I know its not main point of the article, but the "Bigger Holding Space" results are surprising to me. The idle time barely changes at all, and even the response time change is very moderate (<10% increase), while rejection rate drops three orders of magnitude(!). I suppose this is somehow an artifact on the particular distributions chosen in the example? Also intuitively tail-end latency (like p99) would suffer more when you add queues, I guess figuring that out analytically is more difficult..
Most queues are nearly empty most of the time. (Consequently, most queues have oversized limits.)
The only time I've experienced queues grow beyond "nearly empty" are either
1. When there is high request-to-request variability. E.g. one request triggers a garbage collection or something pathological in the database or another shared resource, that blocks all other requests from processing. This can quickly build up a serious queue.
2. When the system is designed too weak for peak loads (e.g. in the afternoon for online stores) with the expectation that once the peak subsides, things will be quiet enough to catch up with the overload.

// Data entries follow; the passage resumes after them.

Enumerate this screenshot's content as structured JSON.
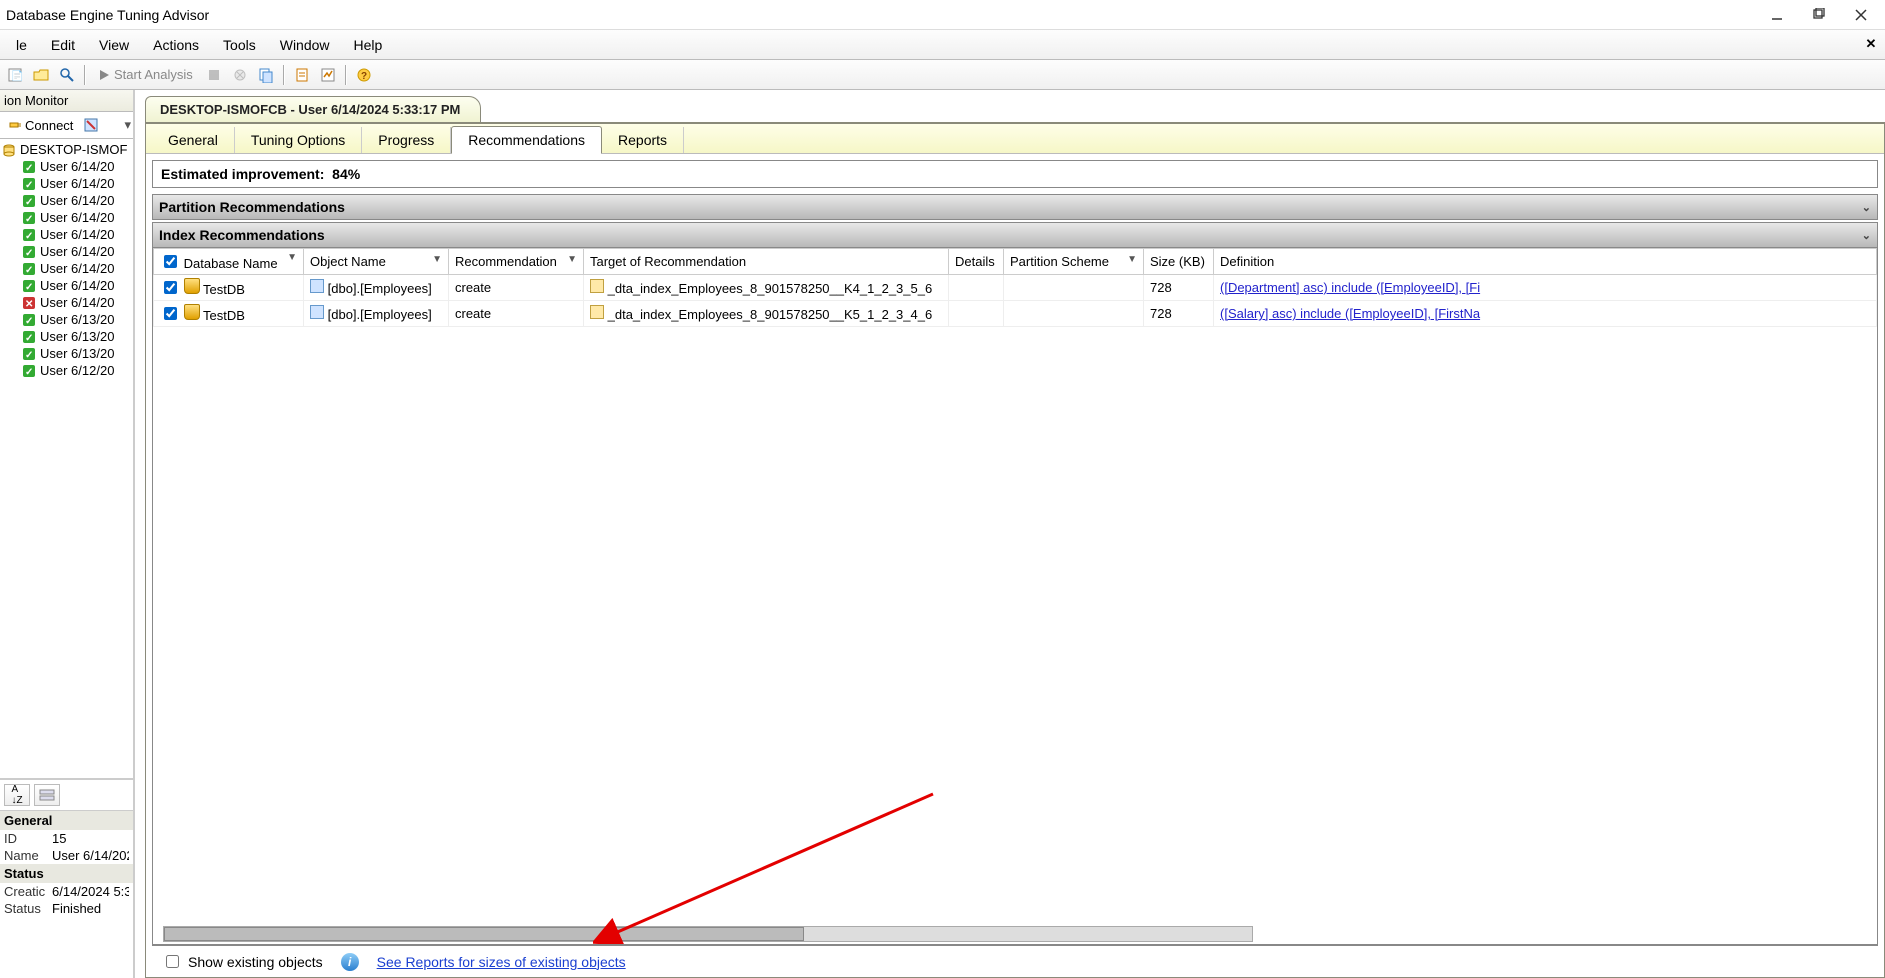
{
  "window": {
    "title": "Database Engine Tuning Advisor"
  },
  "menu": {
    "items": [
      "le",
      "Edit",
      "View",
      "Actions",
      "Tools",
      "Window",
      "Help"
    ]
  },
  "toolbar": {
    "start_label": "Start Analysis"
  },
  "session_monitor": {
    "title": "ion Monitor",
    "connect_label": "Connect",
    "server": "DESKTOP-ISMOF",
    "sessions": [
      "User 6/14/20",
      "User 6/14/20",
      "User 6/14/20",
      "User 6/14/20",
      "User 6/14/20",
      "User 6/14/20",
      "User 6/14/20",
      "User 6/14/20",
      "User 6/14/20",
      "User 6/13/20",
      "User 6/13/20",
      "User 6/13/20",
      "User 6/12/20"
    ]
  },
  "properties": {
    "group1": "General",
    "id_k": "ID",
    "id_v": "15",
    "name_k": "Name",
    "name_v": "User 6/14/202",
    "group2": "Status",
    "creat_k": "Creatic",
    "creat_v": "6/14/2024 5:3",
    "status_k": "Status",
    "status_v": "Finished"
  },
  "doc": {
    "tab_title": "DESKTOP-ISMOFCB - User 6/14/2024 5:33:17 PM"
  },
  "tabs": {
    "general": "General",
    "tuning": "Tuning Options",
    "progress": "Progress",
    "recs": "Recommendations",
    "reports": "Reports"
  },
  "improve": {
    "label": "Estimated improvement:",
    "value": "84%"
  },
  "sections": {
    "partition": "Partition Recommendations",
    "index": "Index Recommendations"
  },
  "cols": {
    "dbname": "Database Name",
    "objname": "Object Name",
    "rec": "Recommendation",
    "target": "Target of Recommendation",
    "details": "Details",
    "pscheme": "Partition Scheme",
    "size": "Size (KB)",
    "def": "Definition"
  },
  "rows": [
    {
      "db": "TestDB",
      "obj": "[dbo].[Employees]",
      "rec": "create",
      "target": "_dta_index_Employees_8_901578250__K4_1_2_3_5_6",
      "details": "",
      "pscheme": "",
      "size": "728",
      "def": "([Department] asc) include ([EmployeeID], [Fi"
    },
    {
      "db": "TestDB",
      "obj": "[dbo].[Employees]",
      "rec": "create",
      "target": "_dta_index_Employees_8_901578250__K5_1_2_3_4_6",
      "details": "",
      "pscheme": "",
      "size": "728",
      "def": "([Salary] asc) include ([EmployeeID], [FirstNa"
    }
  ],
  "bottom": {
    "show_existing": "Show existing objects",
    "see_reports": "See Reports for sizes of existing objects"
  }
}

This model does not deal with case 1 (since the exponential distribution has comparatively little variance) and is supposed to represent a system where 2 isn't a factor either.
----
In terms of tail latency: I agree! That might end up being a future article because it would have been too much for this one.
"If what you need is a fast system, don't start with a slow system and try to load balance or queue your way out of your problems. Design a fast system from the start."
No, but I am curious and will once I can take the time! It doesn't appear to bear much resemblance to the TL;DR though, since it assumes the service rate is inflexible.